X Close

Centre for Doctoral Education

Home

Menu

A question that has no easy answers – or perhaps it does?

By Nazlin Bhimani, on 3 April 2019

Congratulations! You have completed your thesis, gone through the viva and have passed with flying colours (with or without corrections).

At this stage, you are expected to upload the digital copy of the thesis into UCL’s Research Publications System (RPS) together with the ‘Thesis Deposit Agreement Form’. And it is also at this stage when you have to decide on whether the thesis will be open access, which of the open access licenses is appropriate for you, and whether you want to impose an embargo on the thesis for 6-12 months. Your supervisor(s) may advise but many will leave the decision to you.

It is reasonable to put an embargo on your thesis if you are if planning on converting the thesis into a book. Some publishers will ask you to take down your thesis before they will publish your work. You may consider an embargo if your thesis contains material that will be patented or is confidential in nature.

Before you put an embargo on your work, check your funder’s terms and conditions if your doctorate was funded. Most funders want the research they have paid for to be openly available.
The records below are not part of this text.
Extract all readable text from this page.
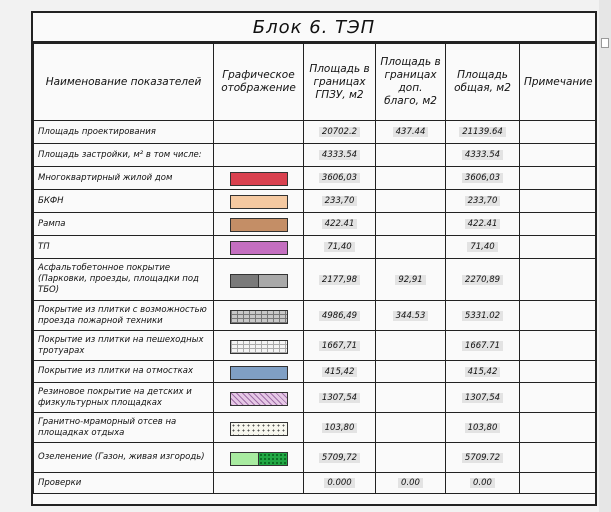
Блок 6. ТЭП
Наименование показателей	Графическое отображение	Площадь в границах ГПЗУ, м2	Площадь в границах доп. благо, м2	Площадь общая, м2	Примечание
Площадь проектирования		20702.2	437.44	21139.64	
Площадь застройки, м² в том числе:		4333.54		4333.54	
Многоквартирный жилой дом		3606,03		3606,03	
БКФН		233,70		233,70	
Рампа		422.41		422.41	
ТП		71,40		71,40	
Асфальтобетонное покрытие (Парковки, проезды, площадки под ТБО)		2177,98	92,91	2270,89	
Покрытие из плитки с возможностью проезда пожарной техники		4986,49	344.53	5331.02	
Покрытие из плитки на пешеходных тротуарах		1667,71		1667.71	
Покрытие из плитки на отмостках		415,42		415,42	
Резиновое покрытие на детских и физкультурных площадках		1307,54		1307,54	
Гранитно-мраморный отсев на площадках отдыха		103,80		103,80	
Озеленение (Газон, живая изгородь)		5709,72		5709.72	
Проверки		0.000	0.00	0.00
If I am asked for my advice on whether to put an embargo or not, I usually list the advantages of making the thesis open access as they outweigh the disadvantages. Perhaps I am biased but when you think back to your own research process, you may want to remember how you benefitted from open access content. You may even want to think about the benefits of open access content for independent scholars and policymakers as not everyone has access to a large digital library of subscribed resources. Apart from the ethical issue of making information freely and openly available, there are advantages to society on making research freely available. The taxpayer will have access – and, you will have more readers. The thesis will not gather dust on your shelves or languish in a vault in the Library.

Making your thesis openly available has the following advantages:

  • Your work will have greater visibility with the UCL brand as the URL will be discovery.ucl.ac.uk.
  • The UCL brand offers credibility to your work as a researcher.
  • Your thesis will be discoverable via Google Scholar, eThOS and on DART (European theses portal).
  • You will be providing scholars in your area with a service by promoting and flagging your research so that they are aware of it but also do not waste time duplicating the research.
  • This means you will get cited quicker.
  • A publisher may find your thesis and offer to publish it as a book – saving you the time to look for one.
  • It is unlikely that all the content in your thesis will be published in book or article format. For instance, your methodology chapter will be read more widely and this is the chapter that is not likely to be published fully in a book unless the basis for the thesis is a new methodology.
  • Future employers, co-authors and your network can have evidence of the quality of your research.
  • The law will protect against misuse of your intellectual property.
  • You will adhere to the UCL Publications Policy which favours open access. See: https://www.ucl.ac.uk/library/open-access/ucl-publications-policy-2012

The disadvantages are:

  • Your work will be plagiarised – but this is a risk associated with all online content.
  • Your work will be sold on Amazon or eBay without your knowledge – but again, this is a risk with all online content.
  • You will get harassed by predatory publishers to publish with them. Be careful!
  • You will be approached by a predatory publisher who convinces you to publish with them and your intellectual property rights are reassigned to this publisher. (Hopefully, by this time your information literacy skills will kick in, and you will investigate the publisher before using them).
  • You won’t get known for the great researcher you are if your work remains hidden!

As you can see from the list there are more advantages to making your thesis open access than disadvantages. Given the rate at which scholarship is produced and available on the internet, you may want to re-consider an embargo if you are thinking of one – or at least a lengthy embargo.  UCL is committed to open access and we have the first open-access university press here in the UK – see UCL Press

Once your thesis is uploaded and available on UCL’s research repository, UCL Discovery, it is considered to be published. Double congratulations for you have now contributed new knowledge, which is available for the rest of the world to read for free!